David Bowie, the late British singer-songwriter and actor, drew on both his musical and theatrical skills to launch him into rock superstardom with the 1972 release of The Rise and Fall of Ziggy Stardust and the Spiders from Mars and subsequent concert tour dates.
You can catch it live—although without Bowie, of course, as his androgynous alter ego, Ziggy—thanks to Classic Albums Live, which, as the name implies, performs classic albums note for note in order of appearance on the original vinyl LPs. The Toronto-based concert touring company, which last came to Easton’s Avalon Theater in November to play The Doors’ LA Woman, brings Ziggy Stardust to life on the main stage Saturday, Jan. 25.
A different group of musicians is assembled for each album to meet Classic Album Live’s commitment to achieving as close as possible the same sound, riff-for-riff, as the recording that first turned you into a fan of, say, The Beatles, the Stones, Led Zep or The Boss.
Bowie had his first major success on the pop/rock charts with “Space Oddity” in 1969. But it was Ziggy Stardust that rocketed him to the top in the “glam rock” era of the 1970s.
This is a concept album in that its songs comprise a loose storyline about the travails of Ziggy, a space alien. He’s come to Earth as a rock star to warn humanity to change habits that pose an existential threat to the planet as a habitable island in the universe. Sound familiar?
As Bowie himself described the concept, “The time is five years to go before the end of the Earth. It has been announced that the world will end because of a lack of natural resources.”Or maybe it’s just so hot that the seas will soon flood all the planet’s landmasses.
Whatever. Here’s Ziggy Stardust, in first-cut-to-last order as you’ll experience it at the Avalon Saturday night:
“Five Years,” the low-key percussion-driven opening number, seems to have been influenced by the Plastic Ono Band (Yoko Ono/John Lennon). Drummer Mick Woodmansey also figures prominently in the undertone of “Soul Love,” accented by Bowie’s unique vocal lyricism and Mick Ronson’s layered electric guitar riffs. “Moonage Daydream” suggests a deep space sonic invasion with Trevor Bolder’s steadily accelerating bass leading to a furious piano, backing vocals, and electric-guitar finish.
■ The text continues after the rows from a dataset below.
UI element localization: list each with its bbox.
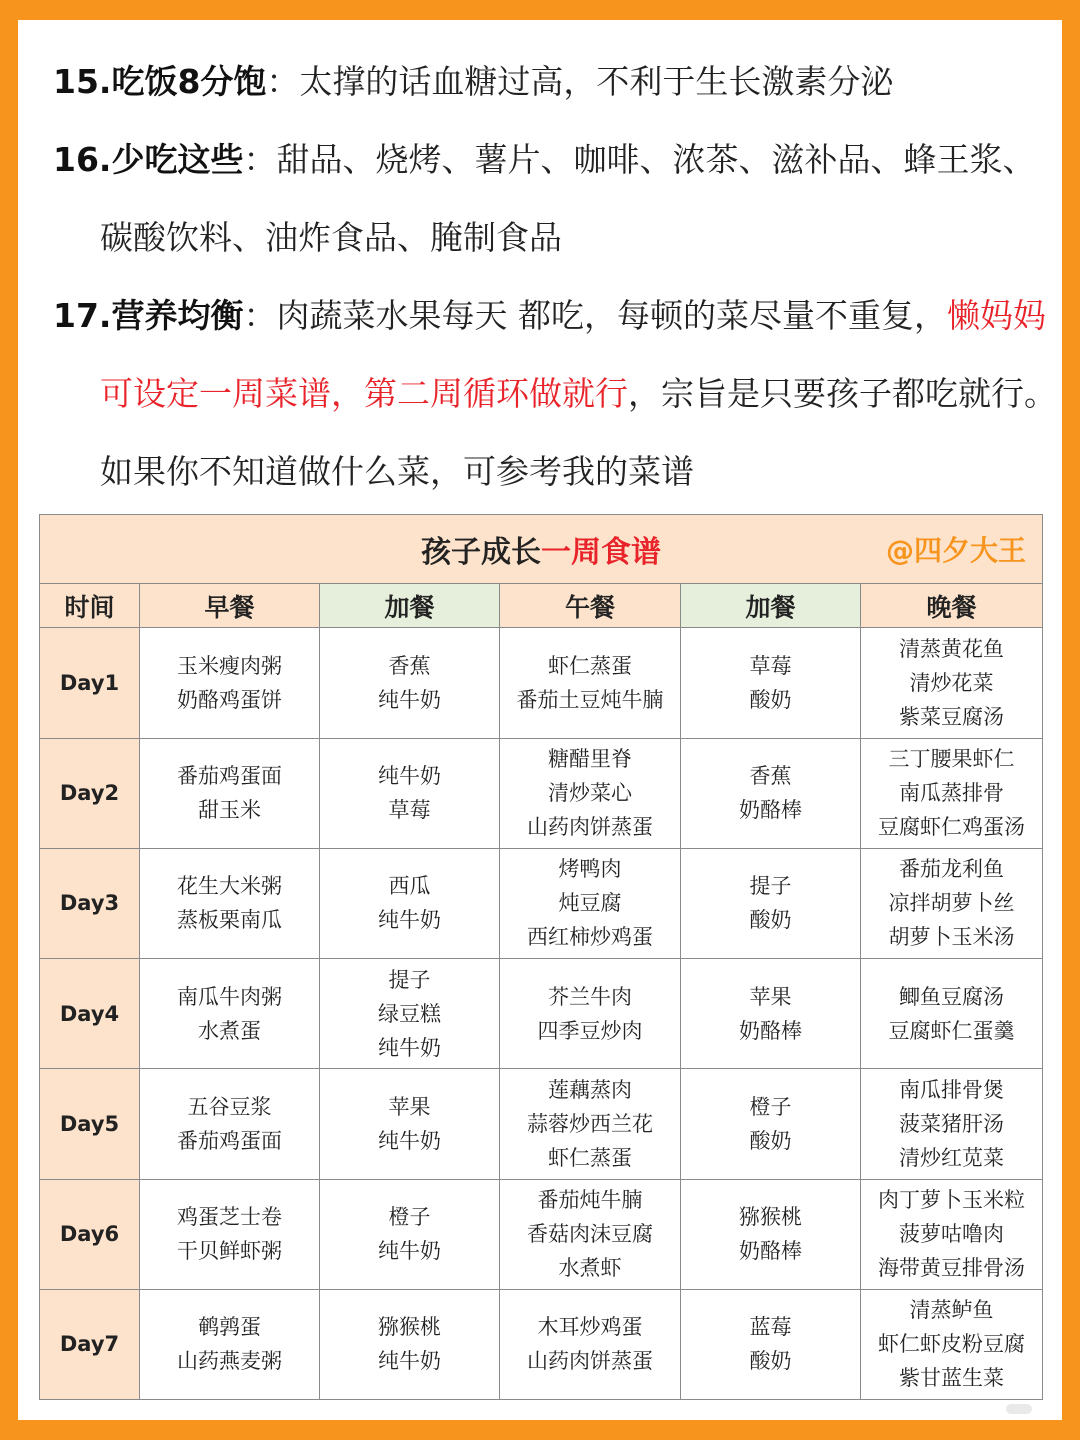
header-snack-2: 加餐 (681, 584, 861, 628)
lunch-cell (500, 738, 681, 848)
food-item: 香蕉 (749, 764, 792, 789)
food-item: 玉米瘦肉粥 (177, 653, 282, 678)
food-item: 清炒红苋菜 (899, 1145, 1005, 1170)
food-item: 干贝鲜虾粥 (177, 1239, 282, 1264)
header-breakfast: 早餐 (140, 584, 320, 628)
food-item: 苹果 (388, 1094, 431, 1119)
food-item: 纯牛奶 (378, 1349, 441, 1374)
dinner-cell (861, 1289, 1043, 1399)
food-item: 猕猴桃 (739, 1205, 802, 1230)
food-item: 蒜蓉炒西兰花 (527, 1111, 653, 1136)
food-item: 烤鸭肉 (558, 857, 622, 882)
tip-separator: ： (266, 62, 300, 101)
food-item: 提子 (388, 967, 431, 992)
food-item: 纯牛奶 (378, 1128, 441, 1153)
food-item: 虾仁蒸蛋 (548, 653, 632, 678)
food-item: 西瓜 (388, 874, 431, 899)
table-row (40, 959, 1043, 1069)
table-row (40, 848, 1043, 958)
food-item: 清炒花菜 (909, 670, 994, 695)
food-item: 清炒菜心 (548, 781, 632, 806)
tip-16 (53, 140, 1035, 180)
lunch-cell (500, 1179, 681, 1289)
tip-text: 甜品、烧烤、薯片、咖啡、浓茶、滋补品、蜂王浆、 (276, 140, 1036, 179)
food-item: 蓝莓 (749, 1315, 792, 1340)
tip-15 (53, 62, 893, 102)
snack-2-cell (681, 959, 861, 1069)
author-handle: @四夕大王 (886, 534, 1027, 568)
food-item: 莲藕蒸肉 (548, 1077, 632, 1102)
food-item: 番茄鸡蛋面 (177, 764, 282, 789)
food-item: 奶酪棒 (739, 1018, 802, 1043)
food-item: 虾仁蒸蛋 (548, 1145, 632, 1170)
food-item: 菠萝咕噜肉 (899, 1222, 1005, 1247)
food-item: 酸奶 (749, 1128, 792, 1153)
food-item: 虾仁虾皮粉豆腐 (878, 1332, 1026, 1357)
dinner-cell (861, 848, 1043, 958)
dinner-cell (861, 628, 1043, 738)
food-item: 南瓜牛肉粥 (177, 984, 282, 1009)
header-dinner: 晚餐 (861, 584, 1043, 628)
food-item: 橙子 (388, 1205, 431, 1230)
table-title-row (40, 515, 1043, 584)
tip-17-continued (100, 374, 1057, 414)
tip-separator: ： (243, 296, 277, 335)
snack-2-cell (681, 628, 861, 738)
table-header-row (40, 584, 1043, 628)
table-body (40, 628, 1043, 1400)
food-item: 猕猴桃 (378, 1315, 441, 1340)
tip-title: 17.营养均衡 (53, 296, 244, 335)
header-snack-1: 加餐 (320, 584, 500, 628)
header-lunch: 午餐 (500, 584, 681, 628)
food-item: 清蒸鲈鱼 (909, 1298, 994, 1323)
day-label: Day4 (40, 959, 140, 1069)
food-item: 芥兰牛肉 (548, 984, 632, 1009)
lunch-cell (500, 1069, 681, 1179)
food-item: 花生大米粥 (177, 874, 282, 899)
tip-16-continued (100, 218, 562, 258)
food-item: 紫甘蓝生菜 (899, 1366, 1005, 1391)
food-item: 酸奶 (749, 908, 792, 933)
table-title-main: 孩子成长 (421, 535, 542, 571)
snack-2-cell (681, 1289, 861, 1399)
snack-1-cell (320, 628, 500, 738)
snack-1-cell (320, 738, 500, 848)
food-item: 鹌鹑蛋 (198, 1315, 261, 1340)
watermark-pill (1006, 1404, 1032, 1414)
tip-17-reference (100, 452, 694, 492)
food-item: 豆腐虾仁鸡蛋汤 (878, 815, 1026, 840)
food-item: 山药燕麦粥 (177, 1349, 282, 1374)
food-item: 酸奶 (749, 687, 792, 712)
breakfast-cell (140, 1289, 320, 1399)
food-item: 甜玉米 (198, 798, 261, 823)
lunch-cell (500, 959, 681, 1069)
breakfast-cell (140, 959, 320, 1069)
food-item: 南瓜蒸排骨 (899, 781, 1005, 806)
food-item: 绿豆糕 (378, 1001, 441, 1026)
food-item: 番茄土豆炖牛腩 (516, 687, 664, 712)
table-row (40, 738, 1043, 848)
snack-2-cell (681, 848, 861, 958)
tip-text: 如果你不知道做什么菜，可参考我的菜谱 (100, 452, 694, 491)
food-item: 鲫鱼豆腐汤 (899, 984, 1005, 1009)
snack-1-cell (320, 1069, 500, 1179)
food-item: 提子 (749, 874, 792, 899)
table-row (40, 628, 1043, 738)
food-item: 蒸板栗南瓜 (177, 908, 282, 933)
header-time: 时间 (40, 584, 140, 628)
tip-title: 16.少吃这些 (53, 140, 244, 179)
snack-1-cell (320, 1289, 500, 1399)
dinner-cell (861, 1179, 1043, 1289)
food-item: 清蒸黄花鱼 (899, 636, 1005, 661)
snack-2-cell (681, 1069, 861, 1179)
food-item: 四季豆炒肉 (537, 1018, 643, 1043)
food-item: 五谷豆浆 (187, 1094, 272, 1119)
table-row (40, 1289, 1043, 1399)
food-item: 苹果 (749, 984, 792, 1009)
tip-text: 肉蔬菜水果每天 都吃，每顿的菜尽量不重复， (276, 296, 947, 335)
food-item: 水煮虾 (558, 1256, 622, 1281)
table-title-accent: 一周食谱 (541, 535, 662, 571)
food-item: 炖豆腐 (558, 891, 622, 916)
breakfast-cell (140, 848, 320, 958)
table-row (40, 1179, 1043, 1289)
food-item: 鸡蛋芝士卷 (177, 1205, 282, 1230)
tip-separator: ： (243, 140, 277, 179)
day-label: Day3 (40, 848, 140, 958)
tip-highlight: 懒妈妈 (946, 296, 1046, 335)
food-item: 奶酪棒 (739, 798, 802, 823)
food-item: 西红柿炒鸡蛋 (527, 925, 653, 950)
food-item: 肉丁萝卜玉米粒 (878, 1188, 1026, 1213)
lunch-cell (500, 1289, 681, 1399)
tip-text: 碳酸饮料、油炸食品、腌制食品 (100, 218, 562, 257)
snack-1-cell (320, 1179, 500, 1289)
food-item: 纯牛奶 (378, 1035, 441, 1060)
food-item: 菠菜猪肝汤 (899, 1111, 1005, 1136)
snack-1-cell (320, 959, 500, 1069)
food-item: 纯牛奶 (378, 1239, 441, 1264)
day-label: Day1 (40, 628, 140, 738)
day-label: Day5 (40, 1069, 140, 1179)
lunch-cell (500, 848, 681, 958)
tip-title: 15.吃饭8分饱 (53, 62, 267, 101)
food-item: 南瓜排骨煲 (899, 1077, 1005, 1102)
food-item: 胡萝卜玉米汤 (888, 925, 1015, 950)
day-label: Day7 (40, 1289, 140, 1399)
food-item: 酸奶 (749, 1349, 792, 1374)
food-item: 纯牛奶 (378, 908, 441, 933)
food-item: 水煮蛋 (198, 1018, 261, 1043)
snack-2-cell (681, 738, 861, 848)
breakfast-cell (140, 628, 320, 738)
day-label: Day6 (40, 1179, 140, 1289)
breakfast-cell (140, 738, 320, 848)
food-item: 香蕉 (388, 653, 431, 678)
snack-2-cell (681, 1179, 861, 1289)
table-row (40, 1069, 1043, 1179)
food-item: 香菇肉沫豆腐 (527, 1222, 653, 1247)
day-label: Day2 (40, 738, 140, 848)
food-item: 番茄炖牛腩 (537, 1188, 643, 1213)
food-item: 纯牛奶 (378, 687, 441, 712)
food-item: 番茄鸡蛋面 (177, 1128, 282, 1153)
food-item: 草莓 (388, 798, 431, 823)
food-item: 三丁腰果虾仁 (888, 747, 1015, 772)
food-item: 海带黄豆排骨汤 (878, 1256, 1026, 1281)
food-item: 山药肉饼蒸蛋 (527, 815, 653, 840)
dinner-cell (861, 959, 1043, 1069)
page-card (18, 20, 1062, 1420)
food-item: 豆腐虾仁蛋羹 (888, 1018, 1015, 1043)
weekly-menu-table (39, 514, 1043, 1400)
tip-highlight: 可设定一周菜谱，第二周循环做就行 (100, 374, 628, 413)
dinner-cell (861, 738, 1043, 848)
food-item: 糖醋里脊 (548, 747, 632, 772)
tip-17 (53, 296, 1046, 336)
tip-text: ，宗旨是只要孩子都吃就行。 (628, 374, 1057, 413)
food-item: 凉拌胡萝卜丝 (888, 891, 1015, 916)
snack-1-cell (320, 848, 500, 958)
table-title (40, 515, 1043, 584)
food-item: 奶酪鸡蛋饼 (177, 687, 282, 712)
food-item: 纯牛奶 (378, 764, 441, 789)
breakfast-cell (140, 1179, 320, 1289)
food-item: 草莓 (749, 653, 792, 678)
tip-text: 太撑的话血糖过高，不利于生长激素分泌 (299, 62, 894, 101)
food-item: 番茄龙利鱼 (899, 857, 1005, 882)
food-item: 木耳炒鸡蛋 (537, 1315, 643, 1340)
food-item: 橙子 (749, 1094, 792, 1119)
food-item: 奶酪棒 (739, 1239, 802, 1264)
breakfast-cell (140, 1069, 320, 1179)
food-item: 山药肉饼蒸蛋 (527, 1349, 653, 1374)
lunch-cell (500, 628, 681, 738)
dinner-cell (861, 1069, 1043, 1179)
food-item: 紫菜豆腐汤 (899, 704, 1005, 729)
The album’s hit single, “Starman,” remains one of the greatest in Bowie’s career. As an acoustic ballad, it brings to mind his breakthrough single, “Space Oddity,” with eerie sound effects, orchestration, and deft Ronson riffs following each chorus. The song represents a turning point in Ziggy’s persona from a manipulative would-be savior to a delusional refugee from another world. Side one closes with, oddly enough for a concept album, a cover—”It Ain’t Easy” by the late American songwriter Ron Davies. It fits right in with the “Stardust” vibe accented by 12-string acoustics and a harpsichord.
“Lady Stardust” opens side two with a moody piano-driven ballad featuring bass virtuosity but almost no guitar. Next, “Star” could be a piano-led rocker from the ‘50s or early ‘60s, while “Hang on to Yourself,” a punkish interlude with glam accents starring Ronson on slide guitar, sets up the climactic final numbers.
The title song represents the beginning of the end with serial classic rock riffs by Ronson, plus Bowie’s vocals delivered in a way to distinguish each of the number’s two parts from each other. In the original recording, “Ziggy” segues into “Suffragette City,” which became the No. 2 hit from the album. It’s a tight rock highlighted by stellar performances by Bowie and Ronson, suggesting a Velvet Underground influence. After that electric romp, the album closes with the acoustic “Rock ‘n’ Roll Suicide,” which finds Ziggy as a washed-up stage presence, before the song and album conclude with subtle electric guitar effects building slowly to full orchestration and a fittingly dramatic coda to a truly classic album.
Bowie, who died of cancer in 2016, went on to play another space role, this time on the big screen—”The Man Who Fell to Earth” in 1976, playing an alien from a dying planet. Twenty years later, he was inducted into the Rock and Roll Hall of Fame.
Next up in the Classic Albums Live series at the Avalon: the late Tom Petty’s Damn the Torpedoes, Apr. 30.
CLASSIC ALBUMS LIVE: David Bowie’s Ziggy Stardust
8 p.m. Saturday, Jan. 25, Avalon Theatre, 40 E. Dover St., Easton
Tickets: $40, 410-822-7299
Steve Parks is a retired journalist, arts writer and editor now living in Easton.